Nie masz jeszcze konta na RatujemyZwierzaki.pl?
dziekujemy operacja przebiegła pozytywnie teraz Filpka czeka kolejna
Wiesz jak to jest leżeć w zimnej, kwietniowej trawie, kiedy małym ciałkiem wstrząsają drgawki? Kiedy przymykające się oczy znaczą tylko jedno - śmierć?
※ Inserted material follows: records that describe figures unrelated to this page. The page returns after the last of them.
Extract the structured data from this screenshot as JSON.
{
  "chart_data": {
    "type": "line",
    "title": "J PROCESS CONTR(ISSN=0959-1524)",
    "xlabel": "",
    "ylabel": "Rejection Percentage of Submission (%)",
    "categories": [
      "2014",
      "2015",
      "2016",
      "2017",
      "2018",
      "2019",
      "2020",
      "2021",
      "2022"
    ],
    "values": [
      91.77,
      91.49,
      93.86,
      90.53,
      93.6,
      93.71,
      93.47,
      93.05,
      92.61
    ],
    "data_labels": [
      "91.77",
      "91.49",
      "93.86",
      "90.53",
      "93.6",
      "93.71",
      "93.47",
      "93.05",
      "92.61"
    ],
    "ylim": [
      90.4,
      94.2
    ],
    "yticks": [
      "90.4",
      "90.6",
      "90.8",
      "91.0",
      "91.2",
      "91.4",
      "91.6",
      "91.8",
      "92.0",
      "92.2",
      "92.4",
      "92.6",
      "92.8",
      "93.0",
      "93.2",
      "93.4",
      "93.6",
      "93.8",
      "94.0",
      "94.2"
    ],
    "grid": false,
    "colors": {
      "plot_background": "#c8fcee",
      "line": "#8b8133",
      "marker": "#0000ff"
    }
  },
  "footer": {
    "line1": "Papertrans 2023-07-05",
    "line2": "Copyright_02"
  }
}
Co się stało? Tego niestety nie wiemy, dobra dusza zauważyła w lusterku kłębek trzęsący się jak galareta, leżący w trawie z lecącą z nosa krwią i bezwładnym ciałkiem. Reakcja mogła być tylko jedna - wsteczny i jak najszybsza pomoc weterynaryjna. Jadąc bardzo szybko dobra dusza widziała, jak zamykają się kocie oczka i odchodzi on za tęczowy most. Szybciej, szybciej! Ta myśl była jedyną, która przychodziła dobrej duszy do głowy. U weterynarza diagnoza nie była optymistyczna - pęknięte podniebienie, wstrząs mózgu, złamane łapy. Decyzja o operacji był jednoznaczna. Nawodniono biedaka, zoperowano podniebienie. Czy się wybudzi, będąc w tak ciężkim stanie? Czy bojąc się bólu i kalectwa wybierze tamtą stronę? Walka o życie trwała... Wybudził się! Wyniki krwi są bardzo złe, wątroba i nerki - parametry przekroczone. Nie je, nie reaguje, wyniki nie spadają... A tu idą święta - pobyt w szpitaliku kosztuje, przed nami badania, testy fel, fiv, w perspektywie operacja nóg.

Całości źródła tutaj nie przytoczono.